The Southern District Military Court in Rostov-on-Don sentenced five residents of occupied Melitopol, accused in a case of preparing a terrorist act in April 2022, to terms ranging from 11 to 14 years of imprisonment, reported a 'Mediazona'* correspondent from the courtroom. The first five and a half years of the sentence the convicts will serve in prison, then in a high-security colony.
Igor Gorlov was sentenced to 14 years, Andrey Golubev to 12, Vladimir Zuev to 11, Alexander Zhukov to 12, and Yuri Petrov to 14 years. They were charged with 'participation in a terrorist community' and 'preparation for an act of international terrorism'. The Melitopol residents did not plead guilty.
According to the investigation, the men organized a 'terrorist underground' in the occupied city and planned to blow up a car filled with explosives near a humanitarian aid distribution point. All five, according to the prosecution, were members of the 'Union of ATO Participants of Melitopol', led by Vladimir Minko. Minko himself, according to the FSB, while in non-occupied Zaporizhzhia, led the group via correspondence.

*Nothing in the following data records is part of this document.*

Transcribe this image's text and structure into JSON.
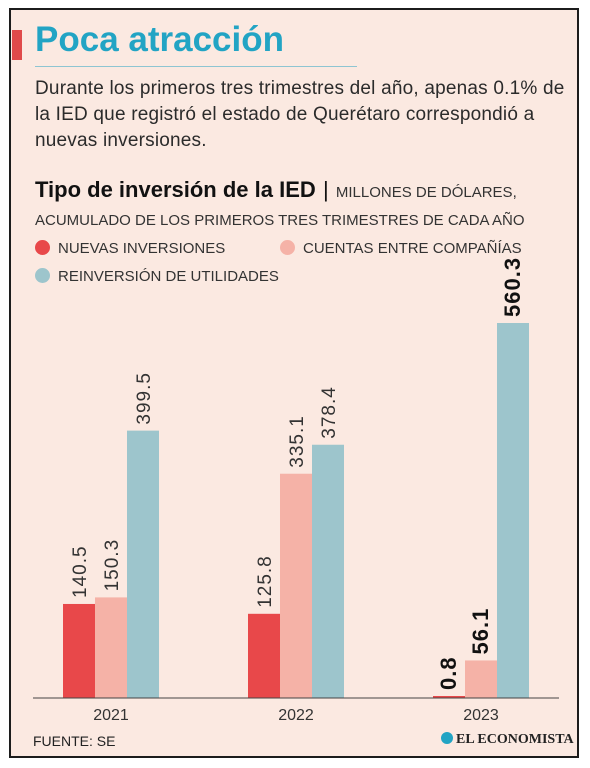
{
  "headline": "Poca atracción",
  "intro": "Durante los primeros tres trimestres del año, apenas 0.1% de la IED que registró el estado de Querétaro correspondió a nuevas inversiones.",
  "chart_title": "Tipo de inversión de la IED",
  "chart_separator": "|",
  "chart_subtitle": "Millones de dólares, acumulado de los primeros tres trimestres de cada año",
  "source": "FUENTE: SE",
  "brand": "EL ECONOMISTA",
  "colors": {
    "headline": "#22a4c4",
    "nuevas": "#e8484a",
    "cuentas": "#f5b2a7",
    "reinversion": "#9dc5cc"
  },
  "chart_data": {
    "type": "bar",
    "categories": [
      "2021",
      "2022",
      "2023"
    ],
    "series": [
      {
        "name": "Nuevas inversiones",
        "values": [
          140.5,
          125.8,
          0.8
        ],
        "labels": [
          "140.5",
          "125.8",
          "0.8"
        ]
      },
      {
        "name": "Cuentas entre compañías",
        "values": [
          150.3,
          335.1,
          56.1
        ],
        "labels": [
          "150.3",
          "335.1",
          "56.1"
        ]
      },
      {
        "name": "Reinversión de utilidades",
        "values": [
          399.5,
          378.4,
          560.3
        ],
        "labels": [
          "399.5",
          "378.4",
          "560.3"
        ]
      }
    ],
    "bold_category": "2023",
    "ylim": [
      0,
      600
    ],
    "grid": false,
    "legend_position": "top"
  }
}
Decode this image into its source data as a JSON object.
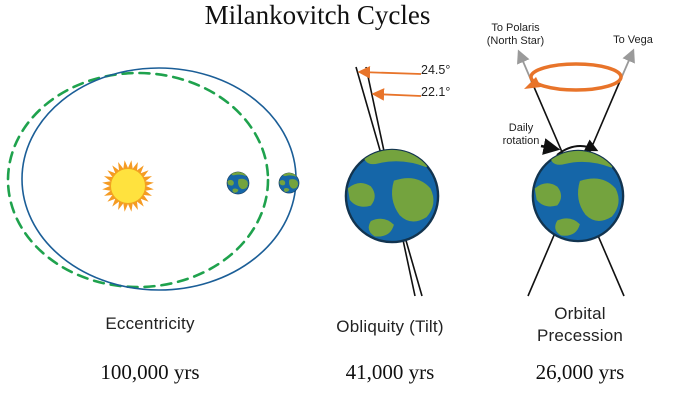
{
  "title": "Milankovitch Cycles",
  "panels": {
    "eccentricity": {
      "label": "Eccentricity",
      "period": "100,000 yrs"
    },
    "obliquity": {
      "label": "Obliquity (Tilt)",
      "period": "41,000 yrs",
      "angle_max": "24.5°",
      "angle_min": "22.1°"
    },
    "precession": {
      "label": "Orbital\nPrecession",
      "period": "26,000 yrs",
      "to_polaris": "To Polaris\n(North Star)",
      "to_vega": "To Vega",
      "daily_rotation": "Daily\nrotation"
    }
  },
  "colors": {
    "orbit_solid_blue": "#1B5E97",
    "orbit_dashed_green": "#1FA24D",
    "sun_core": "#FFE23E",
    "sun_rays": "#F59B23",
    "earth_ocean": "#1566A8",
    "earth_land": "#74A33E",
    "accent_orange": "#E8742A",
    "arrow_gray": "#9A9A9A",
    "axis_black": "#111111"
  }
}
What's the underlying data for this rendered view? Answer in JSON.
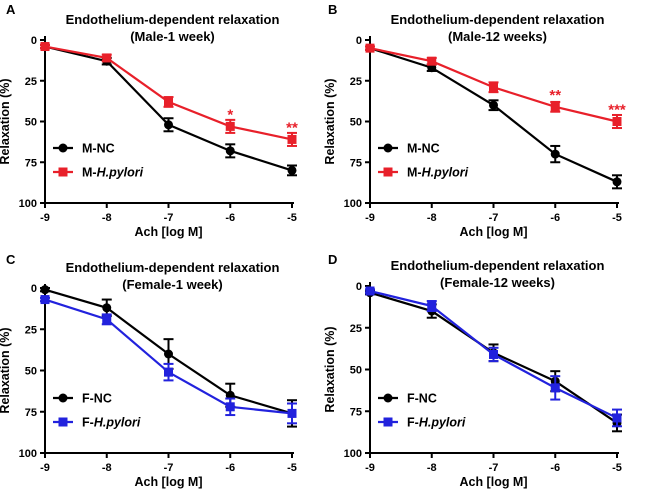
{
  "chart_data": [
    {
      "type": "line",
      "panel": "A",
      "title": [
        "Endothelium-dependent relaxation",
        "(Male-1 week)"
      ],
      "xlabel": "Ach [log M]",
      "ylabel": "Relaxation (%)",
      "x": [
        -9,
        -8,
        -7,
        -6,
        -5
      ],
      "x_tick_labels": [
        "-9",
        "-8",
        "-7",
        "-6",
        "-5"
      ],
      "ylim": [
        100,
        0
      ],
      "y_ticks": [
        0,
        25,
        50,
        75,
        100
      ],
      "y_tick_labels": [
        "0",
        "25",
        "50",
        "75",
        "100"
      ],
      "legend_position": "bottom-left",
      "series": [
        {
          "name": "M-NC",
          "name_parts": [
            "M-NC"
          ],
          "color": "#000000",
          "marker": "circle",
          "values": [
            4,
            13,
            52,
            68,
            80
          ],
          "errors": [
            1,
            2,
            4,
            4,
            3
          ]
        },
        {
          "name": "M-H.pylori",
          "name_parts": [
            "M-",
            "H.pylori"
          ],
          "color": "#e8202a",
          "marker": "square",
          "values": [
            4,
            11,
            38,
            53,
            61
          ],
          "errors": [
            1,
            2,
            3,
            4,
            4
          ]
        }
      ],
      "annotations": [
        {
          "x": -6,
          "y": 45,
          "text": "*"
        },
        {
          "x": -5,
          "y": 53,
          "text": "**"
        }
      ]
    },
    {
      "type": "line",
      "panel": "B",
      "title": [
        "Endothelium-dependent relaxation",
        "(Male-12 weeks)"
      ],
      "xlabel": "Ach [log M]",
      "ylabel": "Relaxation (%)",
      "x": [
        -9,
        -8,
        -7,
        -6,
        -5
      ],
      "x_tick_labels": [
        "-9",
        "-8",
        "-7",
        "-6",
        "-5"
      ],
      "ylim": [
        100,
        0
      ],
      "y_ticks": [
        0,
        25,
        50,
        75,
        100
      ],
      "y_tick_labels": [
        "0",
        "25",
        "50",
        "75",
        "100"
      ],
      "legend_position": "bottom-left",
      "series": [
        {
          "name": "M-NC",
          "name_parts": [
            "M-NC"
          ],
          "color": "#000000",
          "marker": "circle",
          "values": [
            5,
            17,
            40,
            70,
            87
          ],
          "errors": [
            1,
            2,
            3,
            5,
            4
          ]
        },
        {
          "name": "M-H.pylori",
          "name_parts": [
            "M-",
            "H.pylori"
          ],
          "color": "#e8202a",
          "marker": "square",
          "values": [
            5,
            13,
            29,
            41,
            50
          ],
          "errors": [
            1,
            2,
            3,
            3,
            4
          ]
        }
      ],
      "annotations": [
        {
          "x": -6,
          "y": 33,
          "text": "**"
        },
        {
          "x": -5,
          "y": 42,
          "text": "***"
        }
      ]
    },
    {
      "type": "line",
      "panel": "C",
      "title": [
        "Endothelium-dependent relaxation",
        "(Female-1 week)"
      ],
      "xlabel": "Ach [log M]",
      "ylabel": "Relaxation (%)",
      "x": [
        -9,
        -8,
        -7,
        -6,
        -5
      ],
      "x_tick_labels": [
        "-9",
        "-8",
        "-7",
        "-6",
        "-5"
      ],
      "ylim": [
        100,
        0
      ],
      "y_ticks": [
        0,
        25,
        50,
        75,
        100
      ],
      "y_tick_labels": [
        "0",
        "25",
        "50",
        "75",
        "100"
      ],
      "legend_position": "bottom-left",
      "series": [
        {
          "name": "F-NC",
          "name_parts": [
            "F-NC"
          ],
          "color": "#000000",
          "marker": "circle",
          "values": [
            1,
            12,
            40,
            65,
            76
          ],
          "errors": [
            1,
            5,
            9,
            7,
            8
          ]
        },
        {
          "name": "F-H.pylori",
          "name_parts": [
            "F-",
            "H.pylori"
          ],
          "color": "#2222dd",
          "marker": "square",
          "values": [
            7,
            19,
            51,
            72,
            76
          ],
          "errors": [
            1,
            3,
            5,
            5,
            6
          ]
        }
      ],
      "annotations": []
    },
    {
      "type": "line",
      "panel": "D",
      "title": [
        "Endothelium-dependent relaxation",
        "(Female-12 weeks)"
      ],
      "xlabel": "Ach [log M]",
      "ylabel": "Relaxation (%)",
      "x": [
        -9,
        -8,
        -7,
        -6,
        -5
      ],
      "x_tick_labels": [
        "-9",
        "-8",
        "-7",
        "-6",
        "-5"
      ],
      "ylim": [
        100,
        0
      ],
      "y_ticks": [
        0,
        25,
        50,
        75,
        100
      ],
      "y_tick_labels": [
        "0",
        "25",
        "50",
        "75",
        "100"
      ],
      "legend_position": "bottom-left",
      "series": [
        {
          "name": "F-NC",
          "name_parts": [
            "F-NC"
          ],
          "color": "#000000",
          "marker": "circle",
          "values": [
            4,
            15,
            40,
            57,
            82
          ],
          "errors": [
            1,
            4,
            5,
            6,
            5
          ]
        },
        {
          "name": "F-H.pylori",
          "name_parts": [
            "F-",
            "H.pylori"
          ],
          "color": "#2222dd",
          "marker": "square",
          "values": [
            3,
            12,
            41,
            61,
            79
          ],
          "errors": [
            1,
            3,
            4,
            7,
            5
          ]
        }
      ],
      "annotations": []
    }
  ]
}
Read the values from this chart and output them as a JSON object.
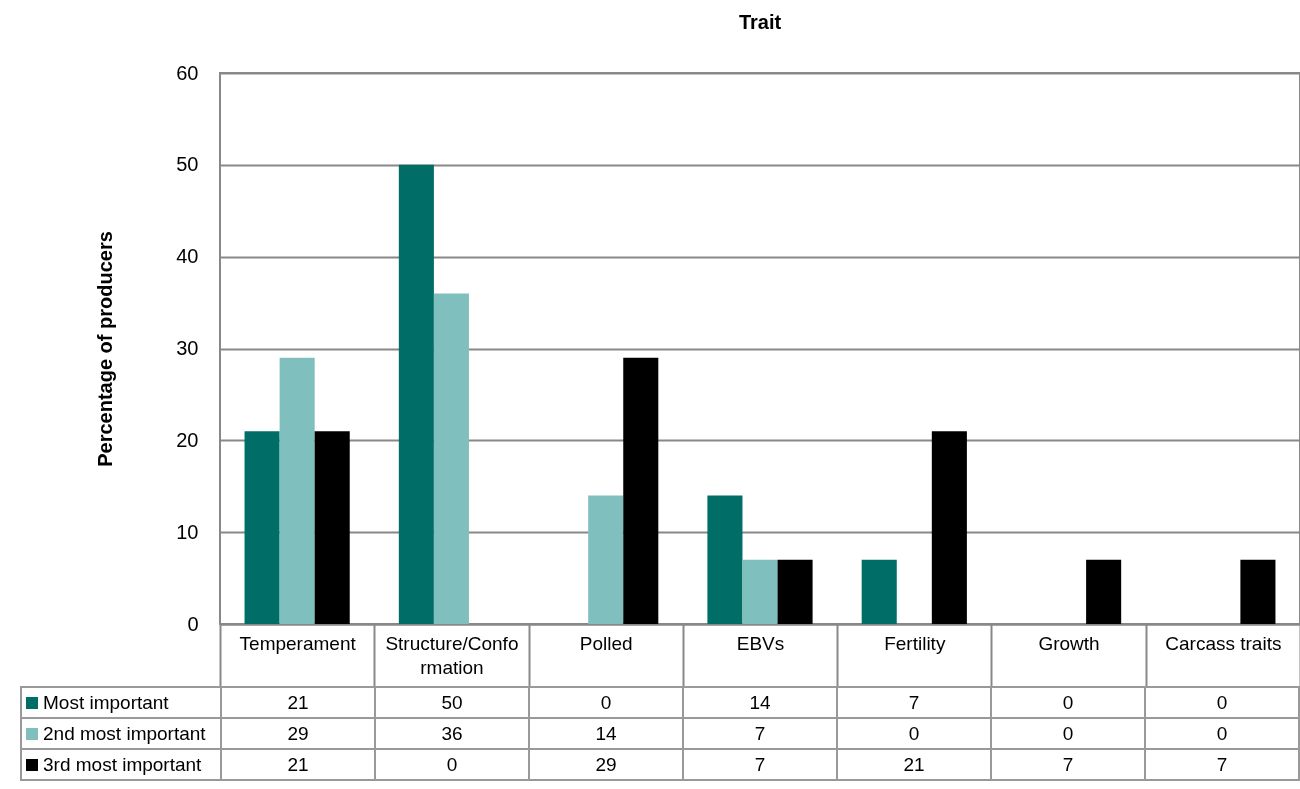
{
  "chart_data": {
    "type": "bar",
    "xlabel": "Trait",
    "ylabel": "Percentage of producers",
    "categories": [
      "Temperament",
      "Structure/Conformation",
      "Polled",
      "EBVs",
      "Fertility",
      "Growth",
      "Carcass traits"
    ],
    "series": [
      {
        "name": "Most important",
        "color": "#006d66",
        "values": [
          21,
          50,
          0,
          14,
          7,
          0,
          0
        ]
      },
      {
        "name": "2nd most important",
        "color": "#7fbfbd",
        "values": [
          29,
          36,
          14,
          7,
          0,
          0,
          0
        ]
      },
      {
        "name": "3rd most important",
        "color": "#000000",
        "values": [
          21,
          0,
          29,
          7,
          21,
          7,
          7
        ]
      }
    ],
    "ylim": [
      0,
      60
    ],
    "yticks": [
      0,
      10,
      20,
      30,
      40,
      50,
      60
    ],
    "grid": "y",
    "legend": "bottom",
    "data_labels": true
  }
}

At the same time, 37-year-old Gorlov was the only one among the defendants who remained an active serviceman of the Ukrainian Armed Forces at the time of Melitopol's capture by Russian troops, three others were in the territorial defense reserve, and 64-year-old combat veteran Petrov had long retired. Before their arrest, most of them barely knew each other.
In court, the men claimed they were kidnapped by Russian security forces, held in underground prisons in Melitopol almost all the time in handcuffs and with bags over their heads, tortured with electricity, and beaten. Igor Gorlov said that when he was threatened with his family being tortured, he attempted suicide by cutting his throat. Medics managed to save him.

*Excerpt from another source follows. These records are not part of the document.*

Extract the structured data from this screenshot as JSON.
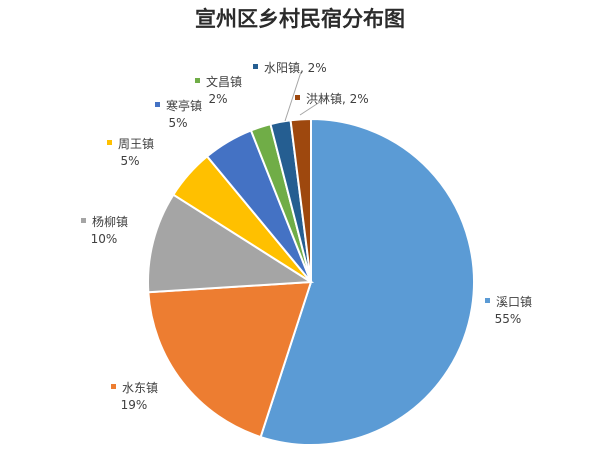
{
  "chart_data": {
    "type": "pie",
    "title": "宣州区乡村民宿分布图",
    "slices": [
      {
        "name": "溪口镇",
        "value": 55,
        "label": "55%",
        "color": "#5b9bd5"
      },
      {
        "name": "水东镇",
        "value": 19,
        "label": "19%",
        "color": "#ed7d31"
      },
      {
        "name": "杨柳镇",
        "value": 10,
        "label": "10%",
        "color": "#a5a5a5"
      },
      {
        "name": "周王镇",
        "value": 5,
        "label": "5%",
        "color": "#ffc000"
      },
      {
        "name": "寒亭镇",
        "value": 5,
        "label": "5%",
        "color": "#4472c4"
      },
      {
        "name": "文昌镇",
        "value": 2,
        "label": "2%",
        "color": "#70ad47"
      },
      {
        "name": "水阳镇",
        "value": 2,
        "label": "2%",
        "color": "#255e91"
      },
      {
        "name": "洪林镇",
        "value": 2,
        "label": "2%",
        "color": "#9e480e"
      }
    ],
    "start_angle": "12 o'clock",
    "direction": "clockwise",
    "legend": "none"
  }
}
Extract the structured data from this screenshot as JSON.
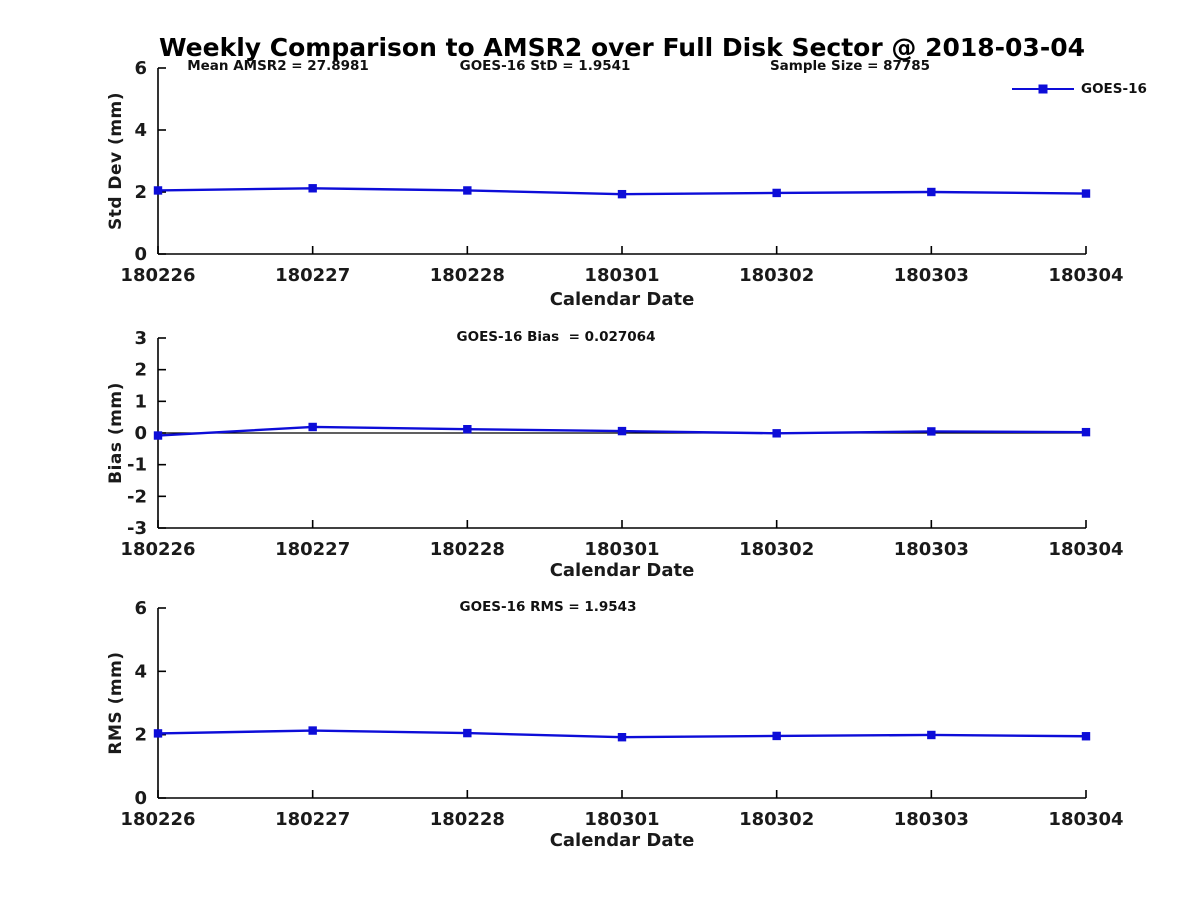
{
  "title": "Weekly Comparison to AMSR2 over Full Disk Sector @ 2018-03-04",
  "legend": {
    "label": "GOES-16"
  },
  "colors": {
    "series": "#0d0dd8",
    "axis": "#000000",
    "text": "#1a1a1a",
    "background": "#ffffff"
  },
  "chart_data": [
    {
      "type": "line",
      "name": "std-dev",
      "ylabel": "Std Dev (mm)",
      "xlabel": "Calendar Date",
      "categories": [
        "180226",
        "180227",
        "180228",
        "180301",
        "180302",
        "180303",
        "180304"
      ],
      "series": [
        {
          "name": "GOES-16",
          "values": [
            2.05,
            2.12,
            2.05,
            1.93,
            1.97,
            2.0,
            1.95
          ]
        }
      ],
      "ylim": [
        0,
        6
      ],
      "yticks": [
        0,
        2,
        4,
        6
      ],
      "grid": false,
      "legend_position": "top-right",
      "marker": "square",
      "annotations": [
        "Mean AMSR2 = 27.8981",
        "GOES-16 StD = 1.9541",
        "Sample Size = 87785"
      ]
    },
    {
      "type": "line",
      "name": "bias",
      "ylabel": "Bias (mm)",
      "xlabel": "Calendar Date",
      "categories": [
        "180226",
        "180227",
        "180228",
        "180301",
        "180302",
        "180303",
        "180304"
      ],
      "series": [
        {
          "name": "GOES-16",
          "values": [
            -0.08,
            0.19,
            0.12,
            0.06,
            -0.01,
            0.05,
            0.027
          ]
        }
      ],
      "ylim": [
        -3,
        3
      ],
      "yticks": [
        -3,
        -2,
        -1,
        0,
        1,
        2,
        3
      ],
      "zero_line": true,
      "grid": false,
      "marker": "square",
      "annotations": [
        "GOES-16 Bias  = 0.027064"
      ]
    },
    {
      "type": "line",
      "name": "rms",
      "ylabel": "RMS (mm)",
      "xlabel": "Calendar Date",
      "categories": [
        "180226",
        "180227",
        "180228",
        "180301",
        "180302",
        "180303",
        "180304"
      ],
      "series": [
        {
          "name": "GOES-16",
          "values": [
            2.04,
            2.13,
            2.05,
            1.92,
            1.96,
            1.99,
            1.95
          ]
        }
      ],
      "ylim": [
        0,
        6
      ],
      "yticks": [
        0,
        2,
        4,
        6
      ],
      "grid": false,
      "marker": "square",
      "annotations": [
        "GOES-16 RMS = 1.9543"
      ]
    }
  ]
}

On April 19, they were taken to annexed Crimea, where they were officially detained and arrested, and then transferred to Moscow to the Lefortovo detention center.
According to 'Mediazona', the main evidence in the case against the Melitopol residents was correspondence in messengers on their phones, but the correspondence in the case materials did not discuss terrorist acts: it mainly concerned the movement of Russian troops and everyday problems. The case also includes confessions signed during the first interrogations. The defense insisted that they cannot be considered evidence as they were obtained under torture.
Most of the time, the trial was open, but at the end of October last year, it was closed, as reported to 'Mediazona' by the court's press service, due to 'the examination of evidence that should not become public' — the defendants' correspondence and technical details of making an improvised explosive device.
* Recognized in Russia as a 'foreign agent'.